I had no clue what I could offer him. “Sure. What is it?”

“The candles are in a box high up in the closet in my mama’s room. I can’t reach it, and she told me to never stand on her hamper to try to get to the things she stores up there. I fell one time. Do you think you could reach up there and get the box down? I don’t want to miss out on Noche de las Velitas. If I have the candles and lanterns ready, she can light them when she gets home.”

“I can do that.” My height was something I could rely on.

He led me toward the back, and I tried not to feel like I was trespassing. It smelled like her, sweet and citrusy.

“It’s way up there,” Ramon said, opening her closet door. He jumped up to tug on the low-hanging string. A single light bulb flickered on, showing shelves anchored up high with many boxes or bags sitting out of reach for the boy. I skimmed the labels, looking for the right description of candles or Christmas things when I heard the door open.
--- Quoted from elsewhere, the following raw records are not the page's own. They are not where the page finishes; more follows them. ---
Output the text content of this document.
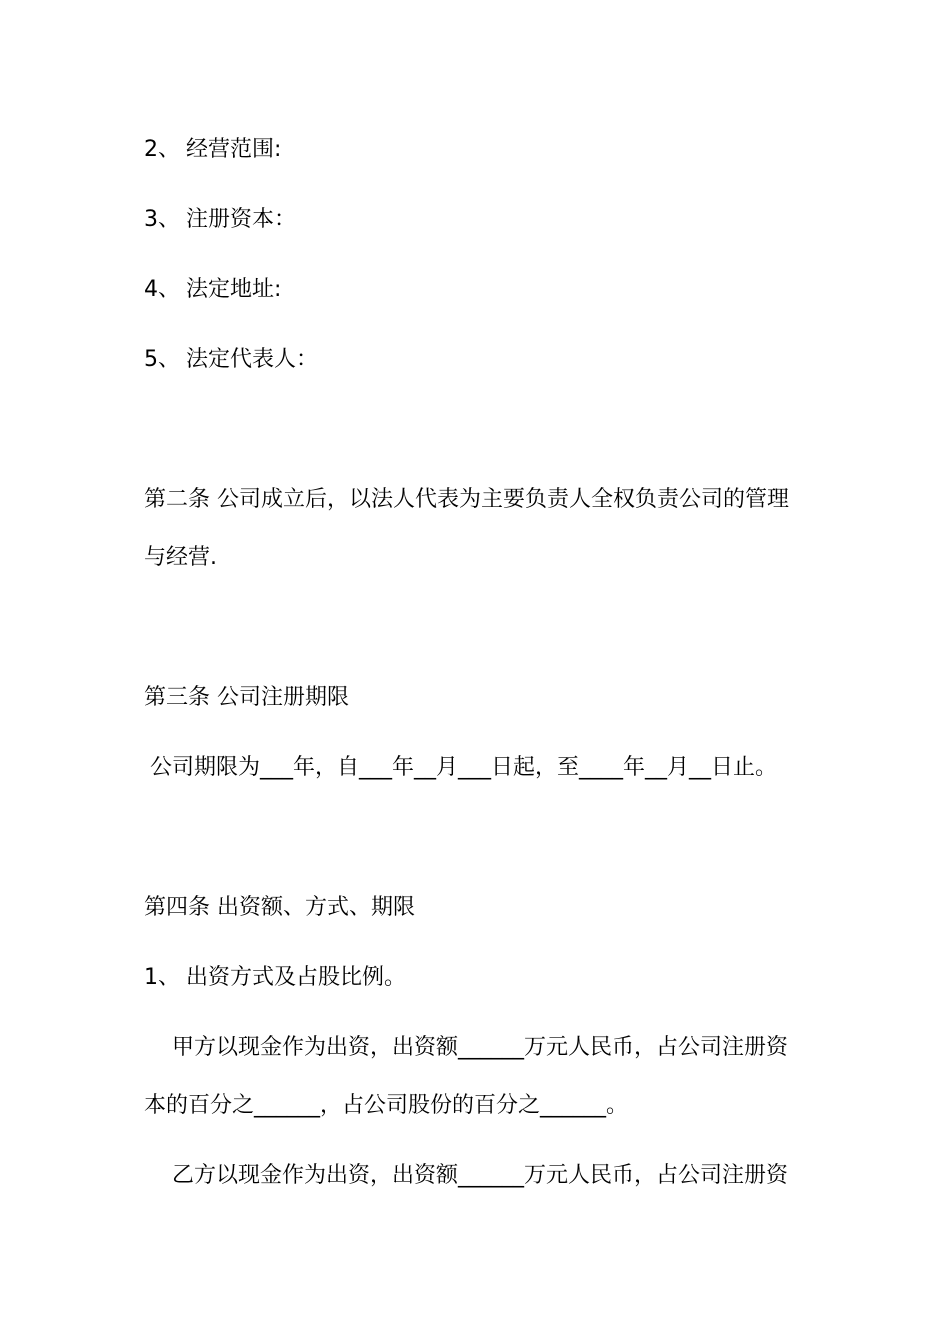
2、 经营范围:
3、 注册资本：
4、 法定地址:
5、 法定代表人：
第二条 公司成立后，以法人代表为主要负责人全权负责公司的管理
与经营.
第三条 公司注册期限
公司期限为___年，自___年__月___日起，至____年__月__日止。
第四条 出资额、方式、期限
1、 出资方式及占股比例。
甲方以现金作为出资，出资额______万元人民币，占公司注册资
本的百分之______，占公司股份的百分之______。
乙方以现金作为出资，出资额______万元人民币，占公司注册资
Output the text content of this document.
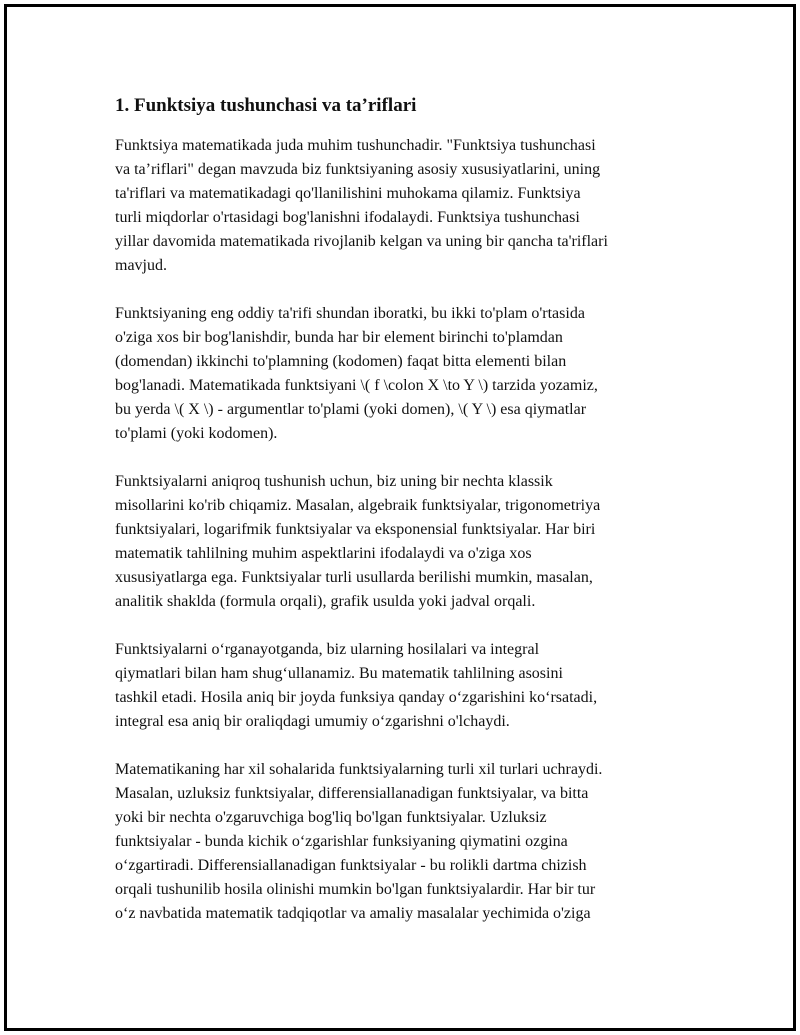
1. Funktsiya tushunchasi va ta’riflari

Funktsiya matematikada juda muhim tushunchadir. "Funktsiya tushunchasi
va ta’riflari" degan mavzuda biz funktsiyaning asosiy xususiyatlarini, uning
ta'riflari va matematikadagi qo'llanilishini muhokama qilamiz. Funktsiya
turli miqdorlar o'rtasidagi bog'lanishni ifodalaydi. Funktsiya tushunchasi
yillar davomida matematikada rivojlanib kelgan va uning bir qancha ta'riflari
mavjud.

Funktsiyaning eng oddiy ta'rifi shundan iboratki, bu ikki to'plam o'rtasida
o'ziga xos bir bog'lanishdir, bunda har bir element birinchi to'plamdan
(domendan) ikkinchi to'plamning (kodomen) faqat bitta elementi bilan
bog'lanadi. Matematikada funktsiyani \( f \colon X \to Y \) tarzida yozamiz,
bu yerda \( X \) - argumentlar to'plami (yoki domen), \( Y \) esa qiymatlar
to'plami (yoki kodomen).

Funktsiyalarni aniqroq tushunish uchun, biz uning bir nechta klassik
misollarini ko'rib chiqamiz. Masalan, algebraik funktsiyalar, trigonometriya
funktsiyalari, logarifmik funktsiyalar va eksponensial funktsiyalar. Har biri
matematik tahlilning muhim aspektlarini ifodalaydi va o'ziga xos
xususiyatlarga ega. Funktsiyalar turli usullarda berilishi mumkin, masalan,
analitik shaklda (formula orqali), grafik usulda yoki jadval orqali.

Funktsiyalarni o‘rganayotganda, biz ularning hosilalari va integral
qiymatlari bilan ham shug‘ullanamiz. Bu matematik tahlilning asosini
tashkil etadi. Hosila aniq bir joyda funksiya qanday o‘zgarishini ko‘rsatadi,
integral esa aniq bir oraliqdagi umumiy o‘zgarishni o'lchaydi.

Matematikaning har xil sohalarida funktsiyalarning turli xil turlari uchraydi.
Masalan, uzluksiz funktsiyalar, differensiallanadigan funktsiyalar, va bitta
yoki bir nechta o'zgaruvchiga bog'liq bo'lgan funktsiyalar. Uzluksiz
funktsiyalar - bunda kichik o‘zgarishlar funksiyaning qiymatini ozgina
o‘zgartiradi. Differensiallanadigan funktsiyalar - bu rolikli dartma chizish
orqali tushunilib hosila olinishi mumkin bo'lgan funktsiyalardir. Har bir tur
o‘z navbatida matematik tadqiqotlar va amaliy masalalar yechimida o'ziga
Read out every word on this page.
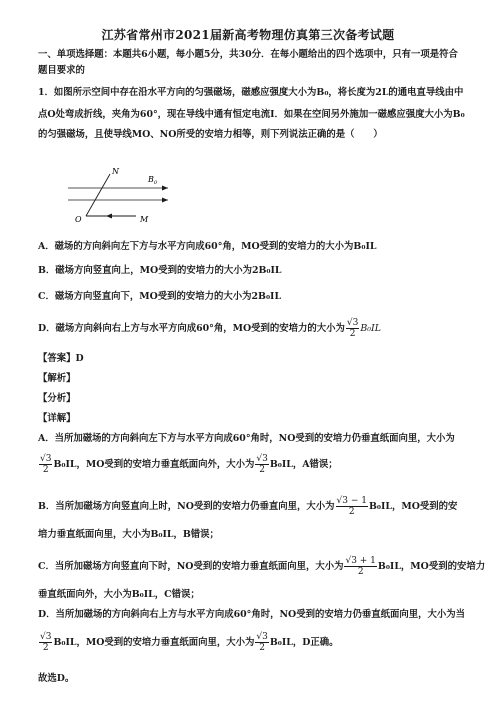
江苏省常州市2021届新高考物理仿真第三次备考试题
一、单项选择题：本题共6小题，每小题5分，共30分．在每小题给出的四个选项中，只有一项是符合
题目要求的
1．如图所示空间中存在沿水平方向的匀强磁场，磁感应强度大小为B₀，将长度为2L的通电直导线由中
点O处弯成折线，夹角为60°，现在导线中通有恒定电流I．如果在空间另外施加一磁感应强度大小为B₀
的匀强磁场，且使导线MO、NO所受的安培力相等，则下列说法正确的是（　　）
N
$B_0$
O	M
A．磁场的方向斜向左下方与水平方向成60°角，MO受到的安培力的大小为B₀IL
B．磁场方向竖直向上，MO受到的安培力的大小为2B₀IL
C．磁场方向竖直向下，MO受到的安培力的大小为2B₀IL
D．磁场方向斜向右上方与水平方向成60°角，MO受到的安培力的大小为 $\frac{√3}{2} B_0IL$
【答案】D
【解析】
【分析】
【详解】
A．当所加磁场的方向斜向左下方与水平方向成60°角时，NO受到的安培力仍垂直纸面向里，大小为
$\frac{√3}{2} B_0IL$，MO受到的安培力垂直纸面向外，大小为 $\frac{√3}{2} B_0IL$，A错误；
B．当所加磁场方向竖直向上时，NO受到的安培力仍垂直向里，大小为 $\frac{√3 - 1}{2} B_0IL$，MO受到的安
培力垂直纸面向里，大小为B₀IL，B错误；
C．当所加磁场方向竖直向下时，NO受到的安培力垂直纸面向里，大小为 $\frac{√3 + 1}{2} B_0IL$，MO受到的安培力
垂直纸面向外，大小为B₀IL，C错误；
D．当所加磁场的方向斜向右上方与水平方向成60°角时，NO受到的安培力仍垂直纸面向里，大小为当
$\frac{√3}{2} B_0IL$，MO受到的安培力垂直纸面向里，大小为 $\frac{√3}{2} B_0IL$，D正确。
故选D。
Ramon jerked at the sound, stepping closer and clutching my shirt.

That wasn’t Sofia.

I didn’t know who it was, but it wasn’t Sofia. She wouldn’t crash the door open so hard that it banged on the wall, then slam it shut just as loud. I didn’t know everything about her, but I was confident in knowing how she preferred to keep her home. She lived without any visitors, very private and secluded.

Ramon didn’t step away from me, instantly on edge. I lowered my hand to rest it on his back, keeping him close. Standing at the closet door, I would block him if these intruders came into this room.

“Where the fuck are they?” a man demanded.

“I don’t know, man,” another answered.

Crashes sounded as things were knocked over. I felt the vibration of their harsh footsteps as they hurried through the living room.

“Fuck. Where the hell is she hiding him?”

I froze, letting my blood boil hotter at his words.

Where was Sofia hiding someone? Him ?

He had to be talking about me .

As much as I was excited for answers, I was scared for the terrified boy trembling behind me.

I had no clue who these men were. Their voices weren’t familiar.

But my instincts warned me with an intrinsic sixth sense that whoever the hell had dared to enter my rescuer’s—my angel’s—home wouldn’t be good.

My muscles tensed as they trashed the living room, and without hesitation, I prepared to defend Ramon.